Fighting to stay calm, Reeve rose slowly and turned, making sure as she did that her father’s hood was up and that her cowl remained low and her hands in their sleeves. From a secondary room, a dwarf nearly as broad as he was tall had emerged and stood leaning on a long, low workbench covered with weapons in various stages of repair or construction. His beard was bound in five tight braids that fell past his wide belt, on which hung an array of well-worn but gleaming blacksmithing tools that Reeve thought collectively must weight nearly as much as her father’s halfling.

Reeve’s once-over stalled when she got to his eyes. They were intensely red. And it wasn’t that the irises were red, like fake contacts, or the pupils, like red-eye in camera flash, or the scleras, like someone with really, really bloodshot eyes. The entire orb within each socket was a brilliant, uniform red.

Reeve placed a hand on Walter’s back and guided him toward the dwarf. Walter cleared his throat as they approached the bench, the dwarf’s gaze less inviting than a bridge drawn back from a deep moat.

“We just need to find a few weapons that are being kept here,” Walter said.

“Oh, do you?!” The dwarf’s voice was suddenly preposterously enthusiastic. Reeve relaxed, until his bushy eyebrows fell like hammers. “I don’t care if you just need to find what little wits the gods gave you,” the dwarf roared, “you’re not doing it here, and you’re not laying your hands on so much as a painful splinter without a requisition order from Helia. You know the drill.” The dwarf scowled at Walter for a moment, his eyes narrowing to thin red slits that shifted to Reeve and finally Leaf, seeming to easily pierce the darkness of their cowls “Since when,” he said, “has her majesty recruited halflings to her ranks and built her guard from half-orcs and Fallens?” He leaned back and, from below his bench, hefted what might have been the largest, and what was definitely the most wickedly jagged, broadsword Reeve had ever seen.

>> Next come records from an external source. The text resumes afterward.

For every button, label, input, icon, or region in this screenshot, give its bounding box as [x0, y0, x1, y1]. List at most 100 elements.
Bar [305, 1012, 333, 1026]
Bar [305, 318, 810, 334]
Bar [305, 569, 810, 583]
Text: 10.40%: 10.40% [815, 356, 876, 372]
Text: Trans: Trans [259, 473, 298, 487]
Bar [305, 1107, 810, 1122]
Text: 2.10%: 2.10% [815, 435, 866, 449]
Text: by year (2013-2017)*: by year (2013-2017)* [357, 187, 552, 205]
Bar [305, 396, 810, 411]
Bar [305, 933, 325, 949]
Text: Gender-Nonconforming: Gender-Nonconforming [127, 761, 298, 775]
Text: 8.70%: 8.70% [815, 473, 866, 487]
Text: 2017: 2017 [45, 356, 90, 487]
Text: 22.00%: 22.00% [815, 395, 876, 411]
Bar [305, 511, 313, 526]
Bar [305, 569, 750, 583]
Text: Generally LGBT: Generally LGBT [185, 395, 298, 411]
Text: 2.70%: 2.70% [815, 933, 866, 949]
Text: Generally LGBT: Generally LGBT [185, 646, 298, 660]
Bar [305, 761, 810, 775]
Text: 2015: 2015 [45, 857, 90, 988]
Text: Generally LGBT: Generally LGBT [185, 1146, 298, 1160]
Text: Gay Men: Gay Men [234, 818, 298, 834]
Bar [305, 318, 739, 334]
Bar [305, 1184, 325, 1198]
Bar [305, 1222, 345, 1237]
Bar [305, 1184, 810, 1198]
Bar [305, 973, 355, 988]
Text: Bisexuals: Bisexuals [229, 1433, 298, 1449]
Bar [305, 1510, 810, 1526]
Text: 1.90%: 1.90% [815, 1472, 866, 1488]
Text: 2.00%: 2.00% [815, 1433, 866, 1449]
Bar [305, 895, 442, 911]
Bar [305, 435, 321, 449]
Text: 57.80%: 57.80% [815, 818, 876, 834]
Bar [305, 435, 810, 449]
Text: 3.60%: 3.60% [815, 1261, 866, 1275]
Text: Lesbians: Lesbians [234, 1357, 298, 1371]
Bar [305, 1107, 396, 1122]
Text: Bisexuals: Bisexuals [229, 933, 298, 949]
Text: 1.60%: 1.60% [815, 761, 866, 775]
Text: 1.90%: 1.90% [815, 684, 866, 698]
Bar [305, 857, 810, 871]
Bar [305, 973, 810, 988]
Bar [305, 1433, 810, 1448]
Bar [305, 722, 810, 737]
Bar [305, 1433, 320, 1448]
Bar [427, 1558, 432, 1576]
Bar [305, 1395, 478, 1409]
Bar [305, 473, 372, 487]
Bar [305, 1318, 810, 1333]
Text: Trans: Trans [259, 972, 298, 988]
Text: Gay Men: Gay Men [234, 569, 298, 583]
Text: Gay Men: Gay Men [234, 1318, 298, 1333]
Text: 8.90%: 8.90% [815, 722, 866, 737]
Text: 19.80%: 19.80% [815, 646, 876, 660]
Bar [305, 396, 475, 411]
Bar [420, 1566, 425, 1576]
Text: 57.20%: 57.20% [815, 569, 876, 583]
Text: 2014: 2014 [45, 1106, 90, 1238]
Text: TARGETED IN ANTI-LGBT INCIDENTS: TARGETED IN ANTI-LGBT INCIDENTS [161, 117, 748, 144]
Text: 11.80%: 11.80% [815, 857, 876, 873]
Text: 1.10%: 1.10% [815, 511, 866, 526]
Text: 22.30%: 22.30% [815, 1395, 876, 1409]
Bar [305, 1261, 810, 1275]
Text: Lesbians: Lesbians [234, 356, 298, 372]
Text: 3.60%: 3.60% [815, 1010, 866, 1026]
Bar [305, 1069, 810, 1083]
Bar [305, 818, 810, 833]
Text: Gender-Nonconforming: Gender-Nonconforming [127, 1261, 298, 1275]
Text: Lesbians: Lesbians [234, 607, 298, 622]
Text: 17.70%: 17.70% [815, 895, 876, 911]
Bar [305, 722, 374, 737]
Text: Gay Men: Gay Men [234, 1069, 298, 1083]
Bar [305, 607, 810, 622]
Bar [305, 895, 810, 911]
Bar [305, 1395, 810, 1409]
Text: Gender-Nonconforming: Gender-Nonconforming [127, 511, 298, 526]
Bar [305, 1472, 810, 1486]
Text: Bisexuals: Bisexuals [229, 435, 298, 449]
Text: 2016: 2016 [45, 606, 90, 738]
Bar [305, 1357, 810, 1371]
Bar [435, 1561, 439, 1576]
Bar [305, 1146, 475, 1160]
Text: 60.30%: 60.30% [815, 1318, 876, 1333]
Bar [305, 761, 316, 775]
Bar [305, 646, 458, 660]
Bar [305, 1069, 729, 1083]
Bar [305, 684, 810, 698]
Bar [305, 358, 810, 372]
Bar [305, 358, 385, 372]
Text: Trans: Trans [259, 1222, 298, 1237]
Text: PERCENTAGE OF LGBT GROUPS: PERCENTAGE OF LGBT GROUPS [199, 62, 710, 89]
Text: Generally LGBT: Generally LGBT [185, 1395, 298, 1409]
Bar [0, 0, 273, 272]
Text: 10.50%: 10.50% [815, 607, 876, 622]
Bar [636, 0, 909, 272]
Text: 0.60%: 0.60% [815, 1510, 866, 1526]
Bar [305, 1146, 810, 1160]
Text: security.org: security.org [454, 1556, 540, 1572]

Reeve took a step back and raised her hands, her father simultaneously sinking down until he was peeking at the dwarf from behind the bench. Looking over her shoulder, Reeve saw that the elves had also backed away and appeared unwilling to abandon Walter but equally unwilling to confront the dwarf.

Another Level 4 AI, Reeve thought. This could be going better.

A light began to glow in the small space between Reeve and her father, and within the glow, a homely male human fighter began to appear. He wore poorly crafted leather armor and held a sword that Reeve would have left in its scabbard in favor of bare fists if she’d had only the two to choose between in a fight.

“More?” The dwarf said. He shook his head. “Gods no. You lot,” he raised his sword to a position of readiness and began moving toward the end of the long bench, “have best explain yourselves before I have the real guards come and clear you out, if I don’t just do it myself. Been too long since I’ve been able to wield my own work.”

“Hola, mija,” the fighter said to Reeve in a deep voice.